Monday, September 13, 2010

Unhappy reading experiences

I love to read. But that doesn't mean every book I pick up is a pleasure. It doesn't even mean that every book I finish is a pleasure.

Henriette Lazaridis Power wrote a guest post on Eric's Pimp My Novel blog last month, on the topic of great first sentences in fiction. She got me thinking about unhappy reading experiences when she cited "a book I never finished and didn’t particularly like. But I’ve never forgotten the start of Gravity’s Rainbow: 'A screaming comes across the sky.'"

I read Thomas Pynchon's WWII epic just out of college, after being introduced to him in a seminar (we read The Crying of Lot 49, a much shorter work). I found it sheer torture. It took me most of that spring to slog through it, and I'm not sure I was better off for the experience. Celine's Journey to the End of the Night was another tough read for me; a friend responded to last month's post, Characters you're not supposed to like, with a reminder about that unhappy tale.

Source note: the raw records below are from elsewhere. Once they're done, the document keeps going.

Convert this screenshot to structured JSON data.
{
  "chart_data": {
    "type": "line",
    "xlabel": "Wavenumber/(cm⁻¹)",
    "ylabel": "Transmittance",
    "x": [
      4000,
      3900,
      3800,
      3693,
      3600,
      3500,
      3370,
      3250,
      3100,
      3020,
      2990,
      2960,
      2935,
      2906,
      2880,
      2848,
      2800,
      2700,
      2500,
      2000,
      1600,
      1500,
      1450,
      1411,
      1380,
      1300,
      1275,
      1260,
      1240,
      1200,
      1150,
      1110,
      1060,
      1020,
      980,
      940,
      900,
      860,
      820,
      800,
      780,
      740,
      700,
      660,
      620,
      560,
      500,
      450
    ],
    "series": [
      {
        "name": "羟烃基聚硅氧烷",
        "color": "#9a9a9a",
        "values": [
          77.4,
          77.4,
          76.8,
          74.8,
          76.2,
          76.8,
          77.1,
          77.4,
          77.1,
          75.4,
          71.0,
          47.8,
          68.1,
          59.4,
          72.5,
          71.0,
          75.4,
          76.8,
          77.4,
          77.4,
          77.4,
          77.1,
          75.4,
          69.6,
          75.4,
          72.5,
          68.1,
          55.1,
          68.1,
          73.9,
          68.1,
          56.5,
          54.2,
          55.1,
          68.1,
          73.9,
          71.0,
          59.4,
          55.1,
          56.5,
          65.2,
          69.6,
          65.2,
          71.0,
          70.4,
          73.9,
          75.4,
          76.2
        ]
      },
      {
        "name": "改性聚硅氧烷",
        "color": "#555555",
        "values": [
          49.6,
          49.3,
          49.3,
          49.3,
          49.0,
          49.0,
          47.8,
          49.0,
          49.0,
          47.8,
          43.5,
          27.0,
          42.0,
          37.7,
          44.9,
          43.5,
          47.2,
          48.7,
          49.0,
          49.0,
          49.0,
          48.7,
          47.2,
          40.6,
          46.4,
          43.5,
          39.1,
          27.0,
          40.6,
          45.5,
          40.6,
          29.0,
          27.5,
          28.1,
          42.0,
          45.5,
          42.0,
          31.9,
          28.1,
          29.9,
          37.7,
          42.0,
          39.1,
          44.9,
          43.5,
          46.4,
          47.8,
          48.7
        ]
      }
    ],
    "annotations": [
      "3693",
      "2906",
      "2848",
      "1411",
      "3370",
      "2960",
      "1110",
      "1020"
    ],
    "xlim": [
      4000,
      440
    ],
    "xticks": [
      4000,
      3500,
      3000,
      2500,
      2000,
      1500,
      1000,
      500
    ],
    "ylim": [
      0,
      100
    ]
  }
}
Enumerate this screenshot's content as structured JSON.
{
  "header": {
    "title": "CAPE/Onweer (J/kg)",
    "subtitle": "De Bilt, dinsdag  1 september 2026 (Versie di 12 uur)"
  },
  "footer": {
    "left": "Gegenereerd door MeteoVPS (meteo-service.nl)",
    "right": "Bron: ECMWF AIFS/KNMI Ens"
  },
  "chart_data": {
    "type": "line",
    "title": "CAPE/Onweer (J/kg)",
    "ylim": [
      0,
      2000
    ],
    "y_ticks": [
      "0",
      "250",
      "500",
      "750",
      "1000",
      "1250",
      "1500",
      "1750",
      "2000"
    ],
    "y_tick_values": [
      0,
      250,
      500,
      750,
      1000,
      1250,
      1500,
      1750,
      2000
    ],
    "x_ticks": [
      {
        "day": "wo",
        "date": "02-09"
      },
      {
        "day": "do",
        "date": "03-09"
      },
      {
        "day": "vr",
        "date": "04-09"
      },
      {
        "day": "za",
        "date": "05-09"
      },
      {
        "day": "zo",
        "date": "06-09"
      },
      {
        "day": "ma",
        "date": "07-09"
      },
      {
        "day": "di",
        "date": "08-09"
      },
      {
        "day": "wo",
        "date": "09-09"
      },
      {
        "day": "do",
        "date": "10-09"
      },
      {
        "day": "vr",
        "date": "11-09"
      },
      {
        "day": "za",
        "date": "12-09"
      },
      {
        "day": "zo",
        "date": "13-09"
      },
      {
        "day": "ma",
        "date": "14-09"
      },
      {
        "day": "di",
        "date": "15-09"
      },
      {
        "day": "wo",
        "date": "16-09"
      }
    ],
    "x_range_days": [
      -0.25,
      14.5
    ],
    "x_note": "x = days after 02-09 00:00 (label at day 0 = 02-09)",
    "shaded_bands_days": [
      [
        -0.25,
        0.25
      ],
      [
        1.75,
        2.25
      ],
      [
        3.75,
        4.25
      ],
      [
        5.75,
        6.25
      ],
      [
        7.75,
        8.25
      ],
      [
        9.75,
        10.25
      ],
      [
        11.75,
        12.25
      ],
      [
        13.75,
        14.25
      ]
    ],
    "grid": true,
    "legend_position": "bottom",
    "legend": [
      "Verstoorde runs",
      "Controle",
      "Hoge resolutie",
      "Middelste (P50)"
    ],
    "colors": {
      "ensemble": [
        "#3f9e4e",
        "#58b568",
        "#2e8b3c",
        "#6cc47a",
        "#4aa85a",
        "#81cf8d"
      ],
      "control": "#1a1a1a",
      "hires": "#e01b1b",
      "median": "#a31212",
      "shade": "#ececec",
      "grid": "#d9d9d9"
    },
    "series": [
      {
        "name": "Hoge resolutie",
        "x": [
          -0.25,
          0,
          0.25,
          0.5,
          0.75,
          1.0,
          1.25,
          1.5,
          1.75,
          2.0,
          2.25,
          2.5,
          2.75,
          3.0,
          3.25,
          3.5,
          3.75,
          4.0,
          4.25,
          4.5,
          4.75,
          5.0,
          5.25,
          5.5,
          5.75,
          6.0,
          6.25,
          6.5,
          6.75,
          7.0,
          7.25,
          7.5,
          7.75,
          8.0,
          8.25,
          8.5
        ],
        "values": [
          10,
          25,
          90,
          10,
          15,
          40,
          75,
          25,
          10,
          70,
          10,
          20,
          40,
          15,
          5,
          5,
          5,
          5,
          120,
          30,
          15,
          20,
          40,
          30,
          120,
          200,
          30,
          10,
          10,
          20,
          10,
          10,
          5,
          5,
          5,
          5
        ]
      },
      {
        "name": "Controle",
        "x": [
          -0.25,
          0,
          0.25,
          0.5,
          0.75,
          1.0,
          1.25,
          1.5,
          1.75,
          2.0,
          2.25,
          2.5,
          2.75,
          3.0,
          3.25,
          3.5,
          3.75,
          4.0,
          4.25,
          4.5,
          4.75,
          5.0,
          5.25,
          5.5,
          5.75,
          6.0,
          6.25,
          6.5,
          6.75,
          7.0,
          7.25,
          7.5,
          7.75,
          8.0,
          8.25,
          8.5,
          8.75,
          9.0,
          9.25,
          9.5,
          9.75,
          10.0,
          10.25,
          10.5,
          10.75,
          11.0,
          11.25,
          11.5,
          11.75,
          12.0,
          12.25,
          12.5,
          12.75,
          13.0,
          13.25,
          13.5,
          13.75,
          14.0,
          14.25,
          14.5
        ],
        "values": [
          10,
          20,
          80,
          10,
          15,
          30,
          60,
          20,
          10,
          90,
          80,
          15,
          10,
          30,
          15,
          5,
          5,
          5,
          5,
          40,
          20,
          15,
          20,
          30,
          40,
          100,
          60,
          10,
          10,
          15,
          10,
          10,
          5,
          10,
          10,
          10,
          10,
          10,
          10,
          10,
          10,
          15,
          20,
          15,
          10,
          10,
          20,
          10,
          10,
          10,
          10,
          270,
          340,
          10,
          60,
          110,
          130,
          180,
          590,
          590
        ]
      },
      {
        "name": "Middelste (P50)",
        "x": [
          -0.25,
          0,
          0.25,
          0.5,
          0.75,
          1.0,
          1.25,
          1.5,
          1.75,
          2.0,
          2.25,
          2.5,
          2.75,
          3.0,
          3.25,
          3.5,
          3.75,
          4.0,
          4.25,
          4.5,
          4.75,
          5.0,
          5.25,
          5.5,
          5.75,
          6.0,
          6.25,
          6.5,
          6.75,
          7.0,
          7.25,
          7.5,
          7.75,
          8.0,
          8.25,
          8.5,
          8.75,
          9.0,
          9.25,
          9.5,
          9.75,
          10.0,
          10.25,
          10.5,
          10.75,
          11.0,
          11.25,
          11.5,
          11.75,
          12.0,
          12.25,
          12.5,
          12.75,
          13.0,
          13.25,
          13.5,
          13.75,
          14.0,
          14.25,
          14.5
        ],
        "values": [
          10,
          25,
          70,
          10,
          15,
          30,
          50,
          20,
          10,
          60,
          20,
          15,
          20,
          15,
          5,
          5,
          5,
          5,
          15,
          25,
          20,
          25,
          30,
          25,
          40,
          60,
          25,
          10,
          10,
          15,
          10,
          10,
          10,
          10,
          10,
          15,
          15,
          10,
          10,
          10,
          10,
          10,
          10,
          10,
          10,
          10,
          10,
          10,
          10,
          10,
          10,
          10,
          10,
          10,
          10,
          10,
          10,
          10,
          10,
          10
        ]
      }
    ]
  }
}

For months now I've had Roberto Bolano's The Savage Detectives sitting half-read on my bedside bookshelf. When I pick it up I do find the short, obsessive and ironically narcissistic chapters amusing ... but I can't stay hooked for long. Maybe I'd stop short of calling my time with Bolano's characters "unhappy," but I'm finding the novel tedious.

I'm not a person who gives up easily on books I start. Only very rarely do I bail out of a book I've begun. I'm guessing that I'll finish The Savage Detectives one of these months. I got through Pynchon that long-ago spring, but only dared one more of his since (Vineland, which I liked a bit better, against the grain of most of Pynchon's fans). I force-marched myself through Celine's Journey... but have resolutely avoided him since. Years ago I stalled halfway through Thucydides' The Peloponnesian War, but I have in mind coming back around to it. I know readers who will start a book and set it aside without a second thought if it doesn't grab them, but with the exception of browsing in bookstores I find it pretty hard to hit the eject button. I suppose that would make me a terrible agent. Or perhaps becoming an agent or an editor would harden me?

How about you? What books have given you grief? Did you finish them anyway?


  1. My tale is a bit tangential but falls into the realm of difficult reads. Upon finally completing Djuna Barne's Nightwood, I had deja vu of having deja vu of having read it before. I realized that I was actually remembering finishing it the two times before. Somehow this experience at least helped me remember that I had read it. I actually liked her short story volume a lot. And I can't say I disliked Nightwood, but obviously I had a very difficult time connecting with it.

  2. That's a great tangent, Keiko ... I've done the same thing before, I'm sure of it ... only ... I can't remember which book it was!